Regulation Best Interest (Reg BI): Reg BI was finalized in June 2019 after an exhaustive, years-long examination of broker-dealer standards of conduct by Congress and the SEC. Reg BI increased investor protections and established a strong, national standard of conduct for broker-dealers when they make investment recommendations to their customers.


“Any effort by the SEC to undermine Reg BI would only confuse investors, increase costs, and reduce access to financial advice for Americans. It would also upend years of progress and existing investor protections that strike the right balance without limiting investor choice and access for working families and those just starting off. We ask this committee to prevent the SEC from engaging in a costly and confusing ideological crusade to change a rule that works,” Iacovella said.

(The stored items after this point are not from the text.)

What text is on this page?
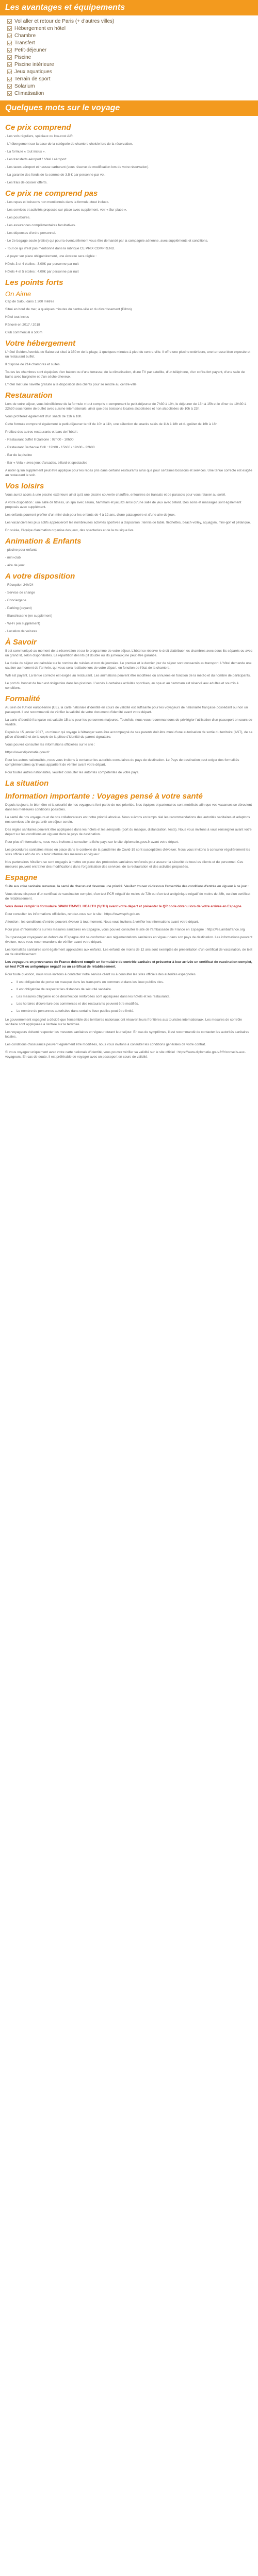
Les avantages et équipements
Vol aller et retour de Paris (+ d'autres villes)
Hébergement en hôtel
Chambre
Transfert
Petit-déjeuner
Piscine
Piscine intérieure
Jeux aquatiques
Terrain de sport
Solarium
Climatisation
Quelques mots sur le voyage
Ce prix comprend

- Les vols réguliers, spéciaux ou low-cost A/R.

- L'hébergement sur la base de la catégorie de chambre choisie lors de la réservation.

- La formule « tout inclus ».

- Les transferts aéroport / hôtel / aéroport.

- Les taxes aéroport et hausse carburant (sous réserve de modification lors de votre réservation).

- La garantie des fonds de la somme de 3,5 € par personne par vol.

- Les frais de dossier offerts.

Ce prix ne comprend pas

- Les repas et boissons non mentionnés dans la formule «tout inclus».

- Les services et activités proposés sur place avec supplément, voir « Sur place ».

- Les pourboires.

- Les assurances complémentaires facultatives.

- Les dépenses d'ordre personnel.

- Le 2e bagage soute (valise) qui pourra éventuellement vous être demandé par la compagnie aérienne, avec suppléments et conditions.

- Tout ce qui n'est pas mentionné dans la rubrique CE PRIX COMPREND.

- A payer sur place obligatoirement, une écotaxe sera réglée :

Hôtels 3 et 4 étoiles : 3,00€ par personne par nuit

Hôtels 4 et 5 étoiles : 4,00€ par personne par nuit

Les points forts
On Aime

Cap de Salou dans 1 200 mètres

Situé en bord de mer, à quelques minutes du centre-ville et du divertissement (Dilmo)

Hôtel tout inclus

Rénové en 2017 / 2018

Club commercial à 500m

Votre hébergement

L'hôtel Golden Avenida de Salou est situé à 350 m de la plage, à quelques minutes à pied du centre-ville. Il offre une piscine extérieure, une terrasse bien exposée et un restaurant buffet.

Il dispose de 214 chambres et suites.

Toutes les chambres sont équipées d'un balcon ou d'une terrasse, de la climatisation, d'une TV par satellite, d'un téléphone, d'un coffre-fort payant, d'une salle de bains avec baignoire et d'un sèche-cheveux.

L'hôtel met une navette gratuite à la disposition des clients pour se rendre au centre-ville.

Restauration

Lors de votre séjour, vous bénéficierez de la formule « tout compris » comprenant le petit-déjeuner de 7h30 à 10h, le déjeuner de 13h à 15h et le dîner de 19h30 à 22h30 sous forme de buffet avec cuisine internationale, ainsi que des boissons locales alcoolisées et non alcoolisées de 10h à 23h.

Vous profiterez également d'un snack de 11h à 18h.

Cette formule comprend également le petit-déjeuner tardif de 10h à 11h, une sélection de snacks salés de 11h à 18h et du goûter de 16h à 18h.

Profitez des autres restaurants et bars de l'hôtel :

- Restaurant buffet Il Galeone : 07h00 - 10h00

- Restaurant Barbecue Grill : 12h00 - 15h00 / 19h00 - 22h00

- Bar de la piscine

- Bar « Vela » avec jeux d'arcades, billard et spectacles

A noter qu'un supplément peut être appliqué pour les repas pris dans certains restaurants ainsi que pour certaines boissons et services. Une tenue correcte est exigée au restaurant le soir.

Vos loisirs

Vous aurez accès à une piscine extérieure ainsi qu'à une piscine couverte chauffée, entourées de transats et de parasols pour vous relaxer au soleil.

A votre disposition : une salle de fitness, un spa avec sauna, hammam et jacuzzi ainsi qu'une salle de jeux avec billard. Des soins et massages sont également proposés avec supplément.

Les enfants pourront profiter d'un mini-club pour les enfants de 4 à 12 ans, d'une pataugeoire et d'une aire de jeux.

Les vacanciers les plus actifs apprécieront les nombreuses activités sportives à disposition : tennis de table, fléchettes, beach-volley, aquagym, mini-golf et pétanque.

En soirée, l'équipe d'animation organise des jeux, des spectacles et de la musique live.

Animation & Enfants

- piscine pour enfants

- mini-club

- aire de jeux

A votre disposition

- Réception 24h/24

- Service de change

- Conciergerie

- Parking (payant)

- Blanchisserie (en supplément)

- Wi-Fi (en supplément)

- Location de voitures

À Savoir

Il est communiqué au moment de la réservation et sur le programme de votre séjour. L'hôtel se réserve le droit d'attribuer les chambres avec deux lits séparés ou avec un grand lit, selon disponibilités. La répartition des lits (lit double ou lits jumeaux) ne peut être garantie.

La durée du séjour est calculée sur le nombre de nuitées et non de journées. Le premier et le dernier jour de séjour sont consacrés au transport. L'hôtel demande une caution au moment de l'arrivée, qui vous sera restituée lors de votre départ, en fonction de l'état de la chambre.

Wifi est payant. La tenue correcte est exigée au restaurant. Les animations peuvent être modifiées ou annulées en fonction de la météo et du nombre de participants.

Le port du bonnet de bain est obligatoire dans les piscines. L'accès à certaines activités sportives, au spa et au hammam est réservé aux adultes et soumis à conditions.

Formalité

Au sein de l'Union européenne (UE), la carte nationale d'identité en cours de validité est suffisante pour les voyageurs de nationalité française possédant ou non un passeport. Il est recommandé de vérifier la validité de votre document d'identité avant votre départ.

La carte d'identité française est valable 15 ans pour les personnes majeures. Toutefois, nous vous recommandons de privilégier l'utilisation d'un passeport en cours de validité.

Depuis le 15 janvier 2017, un mineur qui voyage à l'étranger sans être accompagné de ses parents doit être muni d'une autorisation de sortie du territoire (AST), de sa pièce d'identité et de la copie de la pièce d'identité du parent signataire.

Vous pouvez consulter les informations officielles sur le site :

https://www.diplomatie.gouv.fr

Pour les autres nationalités, nous vous invitons à contacter les autorités consulaires du pays de destination. Le Pays de destination peut exiger des formalités complémentaires qu'il vous appartient de vérifier avant votre départ.

Pour toutes autres nationalités, veuillez consulter les autorités compétentes de votre pays.

La situation
Information importante : Voyages pensé à votre santé

Depuis toujours, le bien-être et la sécurité de nos voyageurs font partie de nos priorités. Nos équipes et partenaires sont mobilisés afin que vos vacances se déroulent dans les meilleures conditions possibles.

La santé de nos voyageurs et de nos collaborateurs est notre priorité absolue. Nous suivons en temps réel les recommandations des autorités sanitaires et adaptons nos services afin de garantir un séjour serein.

Des règles sanitaires peuvent être appliquées dans les hôtels et les aéroports (port du masque, distanciation, tests). Nous vous invitons à vous renseigner avant votre départ sur les conditions en vigueur dans le pays de destination.

Pour plus d'informations, nous vous invitons à consulter la fiche pays sur le site diplomatie.gouv.fr avant votre départ.

Les procédures sanitaires mises en place dans le contexte de la pandémie de Covid-19 sont susceptibles d'évoluer. Nous vous invitons à consulter régulièrement les sites officiels afin de vous tenir informé des mesures en vigueur.

Nos partenaires hôteliers se sont engagés à mettre en place des protocoles sanitaires renforcés pour assurer la sécurité de tous les clients et du personnel. Ces mesures peuvent entraîner des modifications dans l'organisation des services, de la restauration et des activités proposées.

Espagne

Suite aux crise sanitaire survenue, la santé de chacun est devenue une priorité. Veuillez trouver ci-dessous l'ensemble des conditions d'entrée en vigueur à ce jour :

Vous devez disposer d'un certificat de vaccination complet, d'un test PCR négatif de moins de 72h ou d'un test antigénique négatif de moins de 48h, ou d'un certificat de rétablissement.

Vous devez remplir le formulaire SPAIN TRAVEL HEALTH (SpTH) avant votre départ et présenter le QR code obtenu lors de votre arrivée en Espagne.

Pour consulter les informations officielles, rendez-vous sur le site : https://www.spth.gob.es

Attention : les conditions d'entrée peuvent évoluer à tout moment. Nous vous invitons à vérifier les informations avant votre départ.

Pour plus d'informations sur les mesures sanitaires en Espagne, vous pouvez consulter le site de l'ambassade de France en Espagne : https://es.ambafrance.org

Tout passager voyageant en dehors de l'Espagne doit se conformer aux réglementations sanitaires en vigueur dans son pays de destination. Les informations peuvent évoluer, nous vous recommandons de vérifier avant votre départ.

Les formalités sanitaires sont également applicables aux enfants. Les enfants de moins de 12 ans sont exemptés de présentation d'un certificat de vaccination, de test ou de rétablissement.

Les voyageurs en provenance de France doivent remplir un formulaire de contrôle sanitaire et présenter à leur arrivée un certificat de vaccination complet, un test PCR ou antigénique négatif ou un certificat de rétablissement.

Pour toute question, nous vous invitons à contacter notre service client ou à consulter les sites officiels des autorités espagnoles.

• Il est obligatoire de porter un masque dans les transports en commun et dans les lieux publics clos.
• Il est obligatoire de respecter les distances de sécurité sanitaire.
• Les mesures d'hygiène et de désinfection renforcées sont appliquées dans les hôtels et les restaurants.
• Les horaires d'ouverture des commerces et des restaurants peuvent être modifiés.
• Le nombre de personnes autorisées dans certains lieux publics peut être limité.

Le gouvernement espagnol a décidé que l'ensemble des territoires nationaux ont réouvert leurs frontières aux touristes internationaux. Les mesures de contrôle sanitaire sont appliquées à l'entrée sur le territoire.

Les voyageurs doivent respecter les mesures sanitaires en vigueur durant leur séjour. En cas de symptômes, il est recommandé de contacter les autorités sanitaires locales.

Les conditions d'assurance peuvent également être modifiées, nous vous invitons à consulter les conditions générales de votre contrat.

Si vous voyagez uniquement avec votre carte nationale d'identité, vous pouvez vérifier sa validité sur le site officiel : https://www.diplomatie.gouv.fr/fr/conseils-aux-voyageurs. En cas de doute, il est préférable de voyager avec un passeport en cours de validité.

MIFID II: In February, ASA sent a letter to the U.S. House Financial Services Capital Markets Subcommittee outlining concerns related to the SEC reversing a staff “no-action” letter to adopt a European Union Markets in Financial Instruments Directive (MiFID II) that has had such a negative impact on small businesses in Europe that the European Commission is taking steps to reverse it.

“We see no reason for the SEC to import MiFID II — regulation that has done nothing but exacerbate the lack of research coverage for public companies across European markets — into U.S. markets. If the SEC wants to do this, then it must allow the public to comment on the negative consequences of this misguided policy,” Iacovella said.